This extension provide the ability to interact with HashiCorp Vault.
Vault Interaction
This extension provide the ability to interact with HashiCorp Vault.
Authentication methods available
AppRole
Azure
Client Token
LDAP
Radius
Username & Password
Utilities
Vault - Read KV secrets
Provide the ability to read KV secrets from HashiCorp Vault and load them into variables.
Note
The field « Secret path » have to ends with a « / » if you want to discover secrets across current folder and his subfolders.
See Use case 2.
In discovery mode if the « Prefix type » is set to « None » or « Custom » and you have secrets with the same name in different folder the last value read will be set in the variable (erasing previus values).
Examples
For the examples the following folder structure is created.
« ALM » is a KV v2 engine.
« APP1 » and « APP2 » is two folders containing a subfolder « DEV » and two secret « key_1 » and « key_2 ».
Use case 1
Read secrets from a KV v2 engine called « ALM » located at path « APP1/DEV ».

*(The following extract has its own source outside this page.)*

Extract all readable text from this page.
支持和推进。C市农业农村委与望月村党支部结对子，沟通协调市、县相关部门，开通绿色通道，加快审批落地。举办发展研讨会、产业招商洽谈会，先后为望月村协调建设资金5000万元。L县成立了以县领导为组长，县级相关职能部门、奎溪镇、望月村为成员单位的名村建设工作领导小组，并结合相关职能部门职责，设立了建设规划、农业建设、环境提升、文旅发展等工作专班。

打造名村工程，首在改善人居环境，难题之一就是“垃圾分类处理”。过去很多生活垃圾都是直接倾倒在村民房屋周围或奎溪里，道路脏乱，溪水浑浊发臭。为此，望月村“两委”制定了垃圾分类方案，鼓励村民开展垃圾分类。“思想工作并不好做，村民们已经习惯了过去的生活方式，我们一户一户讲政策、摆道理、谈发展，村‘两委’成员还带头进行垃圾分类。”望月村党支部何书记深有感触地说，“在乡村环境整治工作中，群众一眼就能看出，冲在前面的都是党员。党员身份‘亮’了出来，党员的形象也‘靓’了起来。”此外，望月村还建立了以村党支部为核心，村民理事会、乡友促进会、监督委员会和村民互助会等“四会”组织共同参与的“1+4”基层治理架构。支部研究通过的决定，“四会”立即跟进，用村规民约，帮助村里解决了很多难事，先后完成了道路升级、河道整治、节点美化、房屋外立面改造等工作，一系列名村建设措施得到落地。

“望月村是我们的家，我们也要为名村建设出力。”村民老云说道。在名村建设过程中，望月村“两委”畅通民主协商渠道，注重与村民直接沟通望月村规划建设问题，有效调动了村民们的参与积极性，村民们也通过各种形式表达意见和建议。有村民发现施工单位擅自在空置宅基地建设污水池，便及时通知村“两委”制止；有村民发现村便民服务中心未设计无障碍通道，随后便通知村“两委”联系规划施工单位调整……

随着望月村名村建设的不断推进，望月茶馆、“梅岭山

There is now two variables called « APP1_key_1 » and « APP1_key_2 » that you can used in your next tasks by using $(APP1_key_1) and/or $(APP1_key_2).
Use case 2
Read secrets from a KV v2 engine called « ALM » and browse recursively on sub folders.
There is now four variables called « APP1_DEV_key_1 », « APP1_DEV_key_2 », « APP2_DEV_key_1 », « APP2_DEV_key_2 » that you can used in your next tasks by using $(APP1_DEV_key_1), $(APP1_DEV_key_2), $(APP2_DEV_key_1), $(APP2_DEV_key_2).
Tool - Create a File
Provide the ability to create a file and perform an action on his content.
Parameters :
Target directory: Directory to save the file.
File name: Name of the file to create (ended by the extension).
File Content: Content of the file.
Encoding: Output file encoding. More defails in NodeJS documentation (Buffers and Character Encodings).
Action to perform: Action to perform on the file content.
Replace token by a new line
Decode from base64
Token to replace: Define the token to replace by a new line.
New line type: The type of the new line.
Carriage Return (CR, \r)
Line Feed (LF, \n)
CR followed by LF (CRLF, \r\n)
Use case 1
A variable loaded by the task « Vault - Read KV secrets » contains a multiline value where the carriage return have been replaced by a token.
This variable is named « $(APP2_DEV_key_3) ». The token is « #{rn}# ».
A file called « myCert.pem » will be created and the token « #{rn}# » will be replaced by a Windows Carriage Return (CRLF).
Use case 2
A variable loaded by the task « Vault - Read KV secrets » contains a base64 encoded value.
This variable is named « $(APP2_DEV_key_4) ».
A file called « myCert.pem » will be created with the content of decoded from base64.
Release note
v4.0.1
Disable proxy when useProxy is none
v4.0.0
Upgrading tasks to Node 10
v3.0.1
Fix bug in token request function.
Improvement of the errors messages.
v3.0.0
Use package axios to perform http/https requests.
Add possibility to define a proxy for requests.
v2.5.0
Add the task « Tool - Create a File ».
v2.4.0
Add possibility to use namespaces (Vault Enterprise).
v2.3.1
Fix Windows carriage return who were replaced twice.
v2.3.0
Add possibility to replace carriage return by a token in secrets having multilines because Azure Devops do not manage multiline secrets.
v2.2.0
Add possibility to set a timeout value when requesting Vault's API.
v2.1.0
Add possibility to change the path of an authentication method.
v2.0.0
The task now can recursively load secrets from a folders and his subfolders. Or just load secrets from a specific path.
v1.1.0
Add Azure authentication method
Add Radius authentication method
Improvement of the errors management
v1.0.0
Read secret from a KV engine (v1 or v2) and load them into variables.